The African Union (AU) has described reports that Africans on the Ukrainian side of the border were being refused the right to cross to safety, as shockingly racist and in breach of international law.

THE African Union (AU) has described reports that Africans on the Ukrainian side of the border were being refused the right to cross to safety, as shockingly racist and in breach of international law.

AU chair and President of the Republic of Senegal, Macky Sall, and AU Commission chairperson Moussa Faki Mahamat said they were closely monitoring the developments in Ukraine,were and particularly disturbed by reports that Africans were being singled out for unacceptable dissimilar treatment as they attempted to flee to safety.

This comes as Russian artillery allegedly bombarded residential districts of Ukraine’s second largest city Kharkiv on Monday, killing possibly dozens of people, according to Ukrainian officials, as Moscow’s invading forces met stiff resistance from Ukrainians on a fifth day of conflict.

Russia has maintained that it sent its army to Ukraine to defend separatists in the east from “genocide”. Russian President Vladimir Putin said the action was in response to threats coming from Ukraine, and that Russia does not have a goal to occupy Ukraine. He further accused the US and its allies of ignoring Russia’s demand to prevent Ukraine from joining Nato, and offer Moscow security guarantees.

The AU said last night it was disturbed by reports that Africans were treated differently by officials, urging all countries to respect international law and show the same empathy and support to all people fleeing war notwithstanding their racial identity.

“The two chairpersons (Sall and Mahamat) recall that all people have the right to cross international borders during conflict, and as such, should enjoy the same rights to cross to safety from the conflict in Ukraine, notwithstanding their nationality or racial identity.

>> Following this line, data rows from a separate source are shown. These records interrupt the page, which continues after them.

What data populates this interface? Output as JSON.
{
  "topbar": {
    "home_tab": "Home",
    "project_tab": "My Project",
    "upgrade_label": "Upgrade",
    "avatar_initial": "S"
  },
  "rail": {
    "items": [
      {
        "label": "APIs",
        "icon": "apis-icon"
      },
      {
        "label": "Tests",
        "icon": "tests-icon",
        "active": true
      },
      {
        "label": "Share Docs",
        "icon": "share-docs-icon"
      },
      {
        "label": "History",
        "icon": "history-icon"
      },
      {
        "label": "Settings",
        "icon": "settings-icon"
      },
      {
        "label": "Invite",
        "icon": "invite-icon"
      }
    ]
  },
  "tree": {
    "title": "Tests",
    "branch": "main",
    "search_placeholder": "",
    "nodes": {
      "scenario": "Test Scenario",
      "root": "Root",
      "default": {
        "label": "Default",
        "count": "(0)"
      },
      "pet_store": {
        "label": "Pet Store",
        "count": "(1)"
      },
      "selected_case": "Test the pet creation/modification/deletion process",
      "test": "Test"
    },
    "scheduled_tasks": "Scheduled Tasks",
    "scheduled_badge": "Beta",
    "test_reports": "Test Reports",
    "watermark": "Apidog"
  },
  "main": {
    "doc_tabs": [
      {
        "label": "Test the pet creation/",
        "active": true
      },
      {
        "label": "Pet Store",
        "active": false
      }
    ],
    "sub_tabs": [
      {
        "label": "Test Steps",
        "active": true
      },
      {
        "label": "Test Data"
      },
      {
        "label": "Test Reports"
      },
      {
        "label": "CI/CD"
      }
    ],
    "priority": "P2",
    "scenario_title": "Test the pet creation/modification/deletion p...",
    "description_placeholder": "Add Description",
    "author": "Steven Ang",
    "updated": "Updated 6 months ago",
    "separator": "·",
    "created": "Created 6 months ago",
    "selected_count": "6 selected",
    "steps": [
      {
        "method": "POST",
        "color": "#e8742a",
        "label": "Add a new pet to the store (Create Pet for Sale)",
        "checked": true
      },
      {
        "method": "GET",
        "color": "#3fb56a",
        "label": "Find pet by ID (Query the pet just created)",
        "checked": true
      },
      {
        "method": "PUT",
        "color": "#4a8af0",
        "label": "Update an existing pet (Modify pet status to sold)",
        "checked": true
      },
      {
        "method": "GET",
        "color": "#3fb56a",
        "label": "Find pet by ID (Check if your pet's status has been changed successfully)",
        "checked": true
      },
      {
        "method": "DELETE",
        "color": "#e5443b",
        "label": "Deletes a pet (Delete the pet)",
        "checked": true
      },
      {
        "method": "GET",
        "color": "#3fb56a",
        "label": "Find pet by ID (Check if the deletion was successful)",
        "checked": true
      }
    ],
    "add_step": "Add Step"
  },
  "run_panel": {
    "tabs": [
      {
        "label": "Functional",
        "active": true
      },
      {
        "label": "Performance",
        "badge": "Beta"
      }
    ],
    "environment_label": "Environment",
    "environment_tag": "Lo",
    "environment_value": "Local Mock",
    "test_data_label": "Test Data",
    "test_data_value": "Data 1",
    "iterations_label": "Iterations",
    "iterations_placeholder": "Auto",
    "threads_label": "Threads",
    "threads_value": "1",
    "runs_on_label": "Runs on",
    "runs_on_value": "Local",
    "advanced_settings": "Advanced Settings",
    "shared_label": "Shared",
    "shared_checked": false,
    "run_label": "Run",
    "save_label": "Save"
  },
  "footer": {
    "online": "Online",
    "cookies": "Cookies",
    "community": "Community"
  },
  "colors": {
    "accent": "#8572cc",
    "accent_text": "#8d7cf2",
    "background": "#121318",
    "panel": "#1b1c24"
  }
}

The chairpersons commend the efforts by African Union Member State countries and their embassies in neighbouring countries to receive and orientate African citizens and their families trying to cross the border from Ukraine to safety,” the pair said in a statement.

Their remarks came as local economists warned of dire economic strain for South Africa, as world powers slap Russia with sanctions following Moscow’s military operation in Ukraine.

The US and its allies began with sanctions after months of failed attempts to convince Putin as Russian Federation leader not to conduct any military operations in the Eastern European country.

With more sanctions expected to be enforced against Russia, South African economists have raised their concerns as the surge in oil prices continue.

Independent economist Professor Bonke Dumisa said although it was not desirable for any country to be invaded, the conflict between the two countries should not be blamed only on Russia.

“The matter of Ukraine’s intention to join Nato is a problem for Russia. As a former Soviet Union leader, Russia would never allow this because it would bring the US closer to its borders and threaten its security.

“How it affects us is that the fuel prices are going up as of Wednesday, and this will affect everyone in the country. On Thursday, crude oil prices went up and this means as the consumers we will take serious strain, and therefore, there will be no economic growth at all.”

Dumisa stated that South Africa traded with both Russia and Ukraine, and that wheat was one of the products which meant that anything made from wheat would be affected.

“South Africa must immediately switch over and find alternative partners it will import from before full sanctions come into effect. If these sanctions against Russia come into effect, countries doing business with the Kremlin will be negatively impacted,” he warned.

Chairperson of Muslims for Humanity and chief executive of Willowton Group, Zubeir Moosa, echoed Dumisa’s sentiments and expressed concern about the negative impact the conflict would have on the country.

“Ukraine is the number one supplier for oil, and Russia is the second. Now, the oil price has been on an increment over the past 18 months. So, the current conflict will have severe consequences for South Africa in the next few weeks, if not resolved. There is already an increase in the oil price due to it, at 25% to 30%,” said Moosa.

South Africa and Russia are both members of the BRICS bloc, which includes Brazil, India, and China. The BRICS members have not been vocal in condemning Russia, except South Africa which last week called on Russia to withdraw its forces in Ukraine. However, this statement is believed to have angered President Cyril Ramaphosa.